REPORTAGE : C.H.M / Le fonctionnement dans ses grandes lignes

 

Contrairement aux idées reçues, le CHM a une mission départementale de prévention, de soins et de réinsertion sociale. L'hôpital n'est qu'un élément du dispositif. Chaque zone géodémographique est limitée par un territoire et constitue un pôle de soin clinique.

Le pôle Haut Vaucluse (Bollène, Vaison-la-Romaine, Orange et Piolenc). Le pôle Centre et Est Vaucluse (Carpentras, Pernes-les-Fontaines). Le pôle Sud Est Vaucluse (Isle/Sorgue, Cavaillon, Apt) et Le pôle Avignon Sud Durance (Avignon, Montfavet, Châteaurenard, St-Rémy-de-Provence, Sénas).
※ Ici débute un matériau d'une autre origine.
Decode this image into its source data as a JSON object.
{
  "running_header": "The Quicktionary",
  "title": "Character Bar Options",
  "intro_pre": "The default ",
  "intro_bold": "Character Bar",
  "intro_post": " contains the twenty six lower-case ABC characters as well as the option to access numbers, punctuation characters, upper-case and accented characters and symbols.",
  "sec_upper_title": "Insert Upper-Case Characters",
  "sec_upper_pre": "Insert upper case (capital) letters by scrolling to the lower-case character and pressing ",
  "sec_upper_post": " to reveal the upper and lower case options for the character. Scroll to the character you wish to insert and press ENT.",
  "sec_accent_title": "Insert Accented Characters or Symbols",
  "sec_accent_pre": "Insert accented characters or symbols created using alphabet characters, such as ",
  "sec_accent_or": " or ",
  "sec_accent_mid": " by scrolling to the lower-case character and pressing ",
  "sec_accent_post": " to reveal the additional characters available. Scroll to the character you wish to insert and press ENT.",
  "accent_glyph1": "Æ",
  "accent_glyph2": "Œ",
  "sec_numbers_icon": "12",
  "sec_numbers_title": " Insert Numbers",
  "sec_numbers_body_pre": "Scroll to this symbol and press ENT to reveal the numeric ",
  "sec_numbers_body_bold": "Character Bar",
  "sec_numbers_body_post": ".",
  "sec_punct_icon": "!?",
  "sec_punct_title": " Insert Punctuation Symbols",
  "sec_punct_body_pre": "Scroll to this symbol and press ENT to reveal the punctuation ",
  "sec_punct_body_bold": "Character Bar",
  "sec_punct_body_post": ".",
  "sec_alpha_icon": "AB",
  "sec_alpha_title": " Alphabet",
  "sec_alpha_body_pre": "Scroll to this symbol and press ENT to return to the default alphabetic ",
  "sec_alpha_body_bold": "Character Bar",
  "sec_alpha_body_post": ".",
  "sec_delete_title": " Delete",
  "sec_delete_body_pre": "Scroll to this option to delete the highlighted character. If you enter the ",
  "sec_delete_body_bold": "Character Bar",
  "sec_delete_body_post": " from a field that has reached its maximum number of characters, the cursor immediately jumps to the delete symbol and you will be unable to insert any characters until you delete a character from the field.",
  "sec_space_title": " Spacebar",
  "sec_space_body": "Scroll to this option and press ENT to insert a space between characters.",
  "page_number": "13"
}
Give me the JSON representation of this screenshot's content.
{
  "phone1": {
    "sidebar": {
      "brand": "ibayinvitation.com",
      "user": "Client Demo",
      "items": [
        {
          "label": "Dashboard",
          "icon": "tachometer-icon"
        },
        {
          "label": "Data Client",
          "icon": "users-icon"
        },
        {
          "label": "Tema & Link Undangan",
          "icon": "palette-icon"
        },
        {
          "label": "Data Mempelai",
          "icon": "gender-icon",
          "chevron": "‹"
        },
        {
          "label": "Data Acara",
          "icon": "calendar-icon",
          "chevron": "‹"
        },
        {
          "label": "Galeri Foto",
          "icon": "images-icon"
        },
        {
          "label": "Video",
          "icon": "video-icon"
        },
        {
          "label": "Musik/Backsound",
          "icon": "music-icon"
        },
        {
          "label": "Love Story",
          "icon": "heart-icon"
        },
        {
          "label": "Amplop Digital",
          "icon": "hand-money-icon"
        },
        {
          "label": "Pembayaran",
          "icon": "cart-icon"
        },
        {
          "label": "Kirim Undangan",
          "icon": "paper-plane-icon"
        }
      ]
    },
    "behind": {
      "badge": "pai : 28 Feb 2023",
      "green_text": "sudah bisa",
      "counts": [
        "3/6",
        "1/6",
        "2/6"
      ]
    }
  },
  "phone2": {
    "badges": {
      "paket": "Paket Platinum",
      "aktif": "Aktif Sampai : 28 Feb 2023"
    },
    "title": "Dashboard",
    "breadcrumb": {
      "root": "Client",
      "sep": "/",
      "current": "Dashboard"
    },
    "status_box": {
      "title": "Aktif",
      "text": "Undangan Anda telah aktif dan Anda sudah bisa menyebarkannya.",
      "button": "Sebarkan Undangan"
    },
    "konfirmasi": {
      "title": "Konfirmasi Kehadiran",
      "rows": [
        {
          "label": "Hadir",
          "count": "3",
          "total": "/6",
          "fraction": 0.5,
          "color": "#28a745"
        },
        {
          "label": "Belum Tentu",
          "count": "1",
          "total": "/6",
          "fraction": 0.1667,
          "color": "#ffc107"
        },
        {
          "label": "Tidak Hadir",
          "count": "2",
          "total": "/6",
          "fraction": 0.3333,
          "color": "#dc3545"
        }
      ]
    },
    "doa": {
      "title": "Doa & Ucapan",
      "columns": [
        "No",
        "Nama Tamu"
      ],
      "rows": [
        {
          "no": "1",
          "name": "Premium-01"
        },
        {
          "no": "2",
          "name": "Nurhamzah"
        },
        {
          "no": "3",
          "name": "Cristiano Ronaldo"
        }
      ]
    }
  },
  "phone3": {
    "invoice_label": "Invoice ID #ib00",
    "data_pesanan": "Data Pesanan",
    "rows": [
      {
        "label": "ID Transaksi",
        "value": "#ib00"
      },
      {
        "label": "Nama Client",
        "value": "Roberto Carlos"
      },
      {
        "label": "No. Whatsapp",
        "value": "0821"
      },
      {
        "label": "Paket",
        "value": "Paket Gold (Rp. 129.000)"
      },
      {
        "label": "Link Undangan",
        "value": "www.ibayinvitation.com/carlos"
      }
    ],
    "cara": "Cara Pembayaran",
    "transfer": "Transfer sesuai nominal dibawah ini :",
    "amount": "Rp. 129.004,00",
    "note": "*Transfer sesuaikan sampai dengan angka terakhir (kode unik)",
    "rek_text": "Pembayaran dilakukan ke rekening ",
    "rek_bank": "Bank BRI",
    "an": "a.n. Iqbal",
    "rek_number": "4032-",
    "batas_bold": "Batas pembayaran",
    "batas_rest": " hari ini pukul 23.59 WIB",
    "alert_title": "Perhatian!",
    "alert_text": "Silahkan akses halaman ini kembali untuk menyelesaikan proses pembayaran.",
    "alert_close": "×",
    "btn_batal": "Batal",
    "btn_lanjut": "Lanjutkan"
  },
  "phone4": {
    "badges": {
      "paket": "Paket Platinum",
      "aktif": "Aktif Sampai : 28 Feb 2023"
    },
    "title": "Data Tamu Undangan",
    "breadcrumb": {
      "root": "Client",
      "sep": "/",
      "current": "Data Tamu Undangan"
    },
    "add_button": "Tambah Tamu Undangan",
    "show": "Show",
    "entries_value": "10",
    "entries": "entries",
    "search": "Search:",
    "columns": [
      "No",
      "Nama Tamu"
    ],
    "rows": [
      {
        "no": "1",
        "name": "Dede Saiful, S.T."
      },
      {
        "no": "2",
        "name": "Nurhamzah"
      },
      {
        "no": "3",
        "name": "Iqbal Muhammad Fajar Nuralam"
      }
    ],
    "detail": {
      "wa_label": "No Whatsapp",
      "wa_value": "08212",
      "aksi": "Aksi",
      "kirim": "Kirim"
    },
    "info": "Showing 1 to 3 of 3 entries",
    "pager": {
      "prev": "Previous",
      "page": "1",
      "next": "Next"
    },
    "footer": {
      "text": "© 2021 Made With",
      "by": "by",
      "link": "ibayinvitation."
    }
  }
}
Les pôles couvrent le territoire du Vaucluse et du nord des Bouches-du-Rhône, soit une population d'environ 600.000 habitants.

Sur chaque territoire, il y a des équipes de soin : centre médico-psychologique, centre d'accueil thérapeutique à temps partiel, unité d'accueil des urgences psychiatriques, hôpital.

Sur le Vaucluse, tous pôles confondus, environ 20.000 personnes (adultes, enfants) sont vues chaque année, dont une moyenne de 15.000 personnes hors des murs du CHM.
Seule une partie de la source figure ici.